Step 2: Using a source of light

For the next steps, use a source of light. Where there is a slit lamp, use it, provided that the patient is comfortable.

  • Examining the upper and lower fornix. Ask the patient to look up as you pull the lower eyelid to expose the lower fornix. The upper fornix and tarsal conjunctiva are observed better if the lid is double everted using a Desmarres lid retractor. A cotton bud may be used to evert the lid (Figure 4) but the upper fornix will be difficult to visualise. Look out for foreign bodies and lacerations.
  • Conjunctiva. Note any sub-conjunctival haemorrhage (Figure 5) and its furthest extent. This is important for follow up as well as to rule out hidden scleral lacerations.
  • Cornea and sclera. These may have full length or lamellar lacerations, with or without uveal prolapse (the iris popping out through the cornea). Corneal staining with fluorescein can reveal scratch marks from a hidden conjunctival FB.
  • Anterior chamber. If there is blood in the anterior chamber (hyphaema), estimate the level of the hyphaema while the patient is in an upright position (Figure 6). If lens matter (whitish material in the anterior chamber) is noted, refer very urgently (within 1–2 hours).
  • Pupils. Note the size and shape, and the direct and consensual light reaction, as well as the relative afferent pupillary defect (RAPD).
  • Lens. In some instances, it may be possible to observe a cataractous lens without lens rupture.
  • Intraocular pressure (IOP). This should also be assessed where there is closed globe injury (no full thickness wound of the eyeball). Low pressure may indicate occult globe rupture or retinal detachment. High pressure can be expected immediately after contusion to the globe.
  • Posterior segment. Pupils may be dilated for fundoscopy if intraocular pressure (IOP) is normal and there is no expanding hyphaema.

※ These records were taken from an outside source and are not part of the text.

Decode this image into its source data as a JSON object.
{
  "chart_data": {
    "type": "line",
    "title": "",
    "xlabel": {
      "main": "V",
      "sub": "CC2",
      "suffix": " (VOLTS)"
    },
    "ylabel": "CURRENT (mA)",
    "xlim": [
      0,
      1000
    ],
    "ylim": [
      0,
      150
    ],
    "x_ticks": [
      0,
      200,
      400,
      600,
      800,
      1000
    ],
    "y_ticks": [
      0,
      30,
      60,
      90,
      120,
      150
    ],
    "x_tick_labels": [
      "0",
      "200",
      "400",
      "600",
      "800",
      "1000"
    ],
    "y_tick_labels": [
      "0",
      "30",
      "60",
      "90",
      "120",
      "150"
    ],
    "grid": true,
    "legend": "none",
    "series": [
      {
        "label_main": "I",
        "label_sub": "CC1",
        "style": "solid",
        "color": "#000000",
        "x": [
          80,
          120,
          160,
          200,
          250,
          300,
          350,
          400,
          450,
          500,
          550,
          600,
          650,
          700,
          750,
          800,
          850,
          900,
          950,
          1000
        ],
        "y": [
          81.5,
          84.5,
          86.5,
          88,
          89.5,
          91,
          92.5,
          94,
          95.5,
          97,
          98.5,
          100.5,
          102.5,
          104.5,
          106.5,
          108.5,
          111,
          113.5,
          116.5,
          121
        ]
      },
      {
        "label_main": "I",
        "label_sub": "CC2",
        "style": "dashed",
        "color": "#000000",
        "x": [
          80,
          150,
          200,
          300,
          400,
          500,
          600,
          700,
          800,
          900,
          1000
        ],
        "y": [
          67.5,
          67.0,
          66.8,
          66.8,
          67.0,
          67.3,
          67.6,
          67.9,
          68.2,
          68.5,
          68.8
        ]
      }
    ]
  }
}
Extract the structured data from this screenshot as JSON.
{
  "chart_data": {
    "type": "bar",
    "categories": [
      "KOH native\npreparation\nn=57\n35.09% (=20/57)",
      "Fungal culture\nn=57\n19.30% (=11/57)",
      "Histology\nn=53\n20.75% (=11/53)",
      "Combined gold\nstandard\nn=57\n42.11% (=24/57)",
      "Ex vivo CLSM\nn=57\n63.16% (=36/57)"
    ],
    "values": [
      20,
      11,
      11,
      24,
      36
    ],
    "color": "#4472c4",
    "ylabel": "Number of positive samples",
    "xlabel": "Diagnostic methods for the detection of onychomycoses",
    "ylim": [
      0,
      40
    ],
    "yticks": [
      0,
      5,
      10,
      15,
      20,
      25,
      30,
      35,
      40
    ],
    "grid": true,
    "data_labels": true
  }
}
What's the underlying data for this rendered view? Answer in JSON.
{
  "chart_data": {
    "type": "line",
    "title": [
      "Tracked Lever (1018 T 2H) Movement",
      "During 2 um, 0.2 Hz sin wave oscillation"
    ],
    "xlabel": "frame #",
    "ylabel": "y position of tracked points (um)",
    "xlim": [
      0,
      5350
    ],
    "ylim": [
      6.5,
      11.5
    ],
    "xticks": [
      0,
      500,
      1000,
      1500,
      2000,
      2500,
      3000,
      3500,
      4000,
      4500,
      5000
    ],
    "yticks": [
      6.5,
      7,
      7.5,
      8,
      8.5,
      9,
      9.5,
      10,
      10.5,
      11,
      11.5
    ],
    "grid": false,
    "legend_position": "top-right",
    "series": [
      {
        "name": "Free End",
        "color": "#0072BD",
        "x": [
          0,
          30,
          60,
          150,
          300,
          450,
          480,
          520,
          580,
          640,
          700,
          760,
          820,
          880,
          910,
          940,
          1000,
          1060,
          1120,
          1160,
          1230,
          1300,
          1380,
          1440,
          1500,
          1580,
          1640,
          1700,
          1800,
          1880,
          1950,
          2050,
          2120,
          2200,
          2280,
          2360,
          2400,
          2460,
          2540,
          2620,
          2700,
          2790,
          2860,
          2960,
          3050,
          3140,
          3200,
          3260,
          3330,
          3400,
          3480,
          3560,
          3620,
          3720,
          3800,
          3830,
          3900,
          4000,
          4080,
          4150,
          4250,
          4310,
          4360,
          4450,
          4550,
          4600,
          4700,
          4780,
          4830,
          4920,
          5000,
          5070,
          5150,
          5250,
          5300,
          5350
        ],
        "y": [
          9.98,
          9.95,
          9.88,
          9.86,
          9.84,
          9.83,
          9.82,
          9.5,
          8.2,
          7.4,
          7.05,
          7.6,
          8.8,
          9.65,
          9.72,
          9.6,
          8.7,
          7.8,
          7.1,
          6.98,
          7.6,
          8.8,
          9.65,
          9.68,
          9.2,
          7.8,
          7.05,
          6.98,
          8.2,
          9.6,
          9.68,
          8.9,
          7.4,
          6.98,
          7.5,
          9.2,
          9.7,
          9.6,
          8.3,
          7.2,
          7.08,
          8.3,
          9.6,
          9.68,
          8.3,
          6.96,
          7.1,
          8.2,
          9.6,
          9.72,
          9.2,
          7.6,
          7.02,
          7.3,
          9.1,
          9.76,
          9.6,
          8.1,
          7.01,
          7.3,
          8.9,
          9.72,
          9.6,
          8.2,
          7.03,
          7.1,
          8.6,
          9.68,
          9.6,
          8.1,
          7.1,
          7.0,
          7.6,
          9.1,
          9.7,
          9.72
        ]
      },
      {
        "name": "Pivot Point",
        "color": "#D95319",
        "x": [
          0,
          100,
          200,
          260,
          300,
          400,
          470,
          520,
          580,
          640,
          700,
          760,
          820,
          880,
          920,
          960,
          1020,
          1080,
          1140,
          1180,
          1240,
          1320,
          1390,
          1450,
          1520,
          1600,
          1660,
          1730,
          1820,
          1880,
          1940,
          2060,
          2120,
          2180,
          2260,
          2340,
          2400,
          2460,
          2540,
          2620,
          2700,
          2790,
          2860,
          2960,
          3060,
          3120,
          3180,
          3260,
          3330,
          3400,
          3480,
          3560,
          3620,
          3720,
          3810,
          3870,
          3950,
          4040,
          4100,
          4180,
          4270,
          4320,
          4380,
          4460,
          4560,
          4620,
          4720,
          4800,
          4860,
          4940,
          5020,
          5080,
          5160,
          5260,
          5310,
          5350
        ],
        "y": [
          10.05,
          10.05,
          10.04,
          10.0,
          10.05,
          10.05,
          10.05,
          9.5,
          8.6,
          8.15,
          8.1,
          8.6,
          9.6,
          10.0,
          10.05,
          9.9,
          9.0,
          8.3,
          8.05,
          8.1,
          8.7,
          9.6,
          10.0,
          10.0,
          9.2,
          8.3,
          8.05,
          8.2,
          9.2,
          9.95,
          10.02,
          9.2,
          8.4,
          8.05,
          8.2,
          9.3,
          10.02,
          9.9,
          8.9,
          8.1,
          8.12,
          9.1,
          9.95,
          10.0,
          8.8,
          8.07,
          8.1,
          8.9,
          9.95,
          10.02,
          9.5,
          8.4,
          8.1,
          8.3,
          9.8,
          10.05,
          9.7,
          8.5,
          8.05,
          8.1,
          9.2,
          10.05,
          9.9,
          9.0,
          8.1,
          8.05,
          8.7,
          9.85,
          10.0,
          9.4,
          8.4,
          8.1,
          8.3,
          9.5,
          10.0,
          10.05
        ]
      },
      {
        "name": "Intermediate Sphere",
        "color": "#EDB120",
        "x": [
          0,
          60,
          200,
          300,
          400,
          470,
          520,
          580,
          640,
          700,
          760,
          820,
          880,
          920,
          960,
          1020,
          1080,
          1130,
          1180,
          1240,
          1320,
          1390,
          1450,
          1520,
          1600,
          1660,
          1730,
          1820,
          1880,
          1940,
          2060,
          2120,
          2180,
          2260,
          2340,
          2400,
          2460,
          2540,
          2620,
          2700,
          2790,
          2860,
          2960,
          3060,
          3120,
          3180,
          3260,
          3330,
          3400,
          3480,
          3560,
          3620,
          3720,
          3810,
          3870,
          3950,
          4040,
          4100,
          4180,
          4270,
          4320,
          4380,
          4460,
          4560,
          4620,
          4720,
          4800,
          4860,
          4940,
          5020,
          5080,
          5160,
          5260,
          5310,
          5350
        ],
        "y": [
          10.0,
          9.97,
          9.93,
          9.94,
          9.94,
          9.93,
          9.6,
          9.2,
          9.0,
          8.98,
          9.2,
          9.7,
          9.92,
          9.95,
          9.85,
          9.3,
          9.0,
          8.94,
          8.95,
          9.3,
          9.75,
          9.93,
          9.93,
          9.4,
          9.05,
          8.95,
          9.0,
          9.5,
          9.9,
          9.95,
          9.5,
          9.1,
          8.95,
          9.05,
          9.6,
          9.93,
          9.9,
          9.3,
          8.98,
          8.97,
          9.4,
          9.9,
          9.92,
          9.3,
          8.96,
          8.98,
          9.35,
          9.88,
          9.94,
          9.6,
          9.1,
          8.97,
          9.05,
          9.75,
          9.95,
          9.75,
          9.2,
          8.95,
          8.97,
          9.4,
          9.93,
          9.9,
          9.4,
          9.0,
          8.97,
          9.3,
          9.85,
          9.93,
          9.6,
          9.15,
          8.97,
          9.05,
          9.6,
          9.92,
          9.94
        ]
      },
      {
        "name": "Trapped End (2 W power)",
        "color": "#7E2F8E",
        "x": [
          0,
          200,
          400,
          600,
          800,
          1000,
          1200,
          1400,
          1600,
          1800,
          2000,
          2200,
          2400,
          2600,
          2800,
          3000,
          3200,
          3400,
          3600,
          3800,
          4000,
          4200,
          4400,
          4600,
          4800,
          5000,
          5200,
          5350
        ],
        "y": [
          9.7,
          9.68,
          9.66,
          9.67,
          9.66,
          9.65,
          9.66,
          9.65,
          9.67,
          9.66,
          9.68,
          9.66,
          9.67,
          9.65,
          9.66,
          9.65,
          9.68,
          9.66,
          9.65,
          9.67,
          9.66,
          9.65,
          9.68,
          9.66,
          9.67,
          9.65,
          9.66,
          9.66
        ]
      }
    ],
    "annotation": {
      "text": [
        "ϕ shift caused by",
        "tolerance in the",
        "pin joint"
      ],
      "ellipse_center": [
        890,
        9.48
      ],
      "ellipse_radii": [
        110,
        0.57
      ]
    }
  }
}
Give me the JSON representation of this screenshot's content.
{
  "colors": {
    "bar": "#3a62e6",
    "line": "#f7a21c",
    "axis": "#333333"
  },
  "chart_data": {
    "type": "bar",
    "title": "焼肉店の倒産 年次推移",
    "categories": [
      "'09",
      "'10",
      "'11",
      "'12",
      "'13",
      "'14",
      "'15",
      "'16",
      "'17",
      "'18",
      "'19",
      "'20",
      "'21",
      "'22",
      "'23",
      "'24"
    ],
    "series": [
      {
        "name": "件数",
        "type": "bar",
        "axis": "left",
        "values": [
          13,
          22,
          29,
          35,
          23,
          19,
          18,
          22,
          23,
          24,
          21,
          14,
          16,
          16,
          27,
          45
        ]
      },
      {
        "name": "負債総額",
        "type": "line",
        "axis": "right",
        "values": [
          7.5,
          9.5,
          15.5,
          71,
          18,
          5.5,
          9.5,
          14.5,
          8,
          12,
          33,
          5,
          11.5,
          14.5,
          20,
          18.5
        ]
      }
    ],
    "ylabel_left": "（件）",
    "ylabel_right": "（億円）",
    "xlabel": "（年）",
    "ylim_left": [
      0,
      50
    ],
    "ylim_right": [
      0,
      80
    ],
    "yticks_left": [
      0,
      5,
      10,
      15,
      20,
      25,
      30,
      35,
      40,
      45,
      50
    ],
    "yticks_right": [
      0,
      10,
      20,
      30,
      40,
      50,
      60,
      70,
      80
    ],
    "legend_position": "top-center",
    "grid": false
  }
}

1 Phifera J, et al. Pain symptomatology and pain medication use in civilian PTSD. Pain 2011;152(10).

A note on referral

The existing referral system should be used, ensuring that patients are referred to a secondary or tertiary level facility that has doctors with the skills (and equipment) to handle eye injuries appropriately.

Talk to patients about their injury and the reason for the referral (see article on page 50). Write down the most important information if possible. Check that the patient and her or his accompanying person know where to go, and how urgently. Clean as much blood and debris as is possible from around the injured area, even if referring immediately.

In this article and the one following:

  • Refer immediately means the patient should be seen by an appropriately qualified person within minutes.
  • Refer very urgently means she or he should be seen within 1-2 hours
  • Refer urgently means the patient should be seen within 24 hours.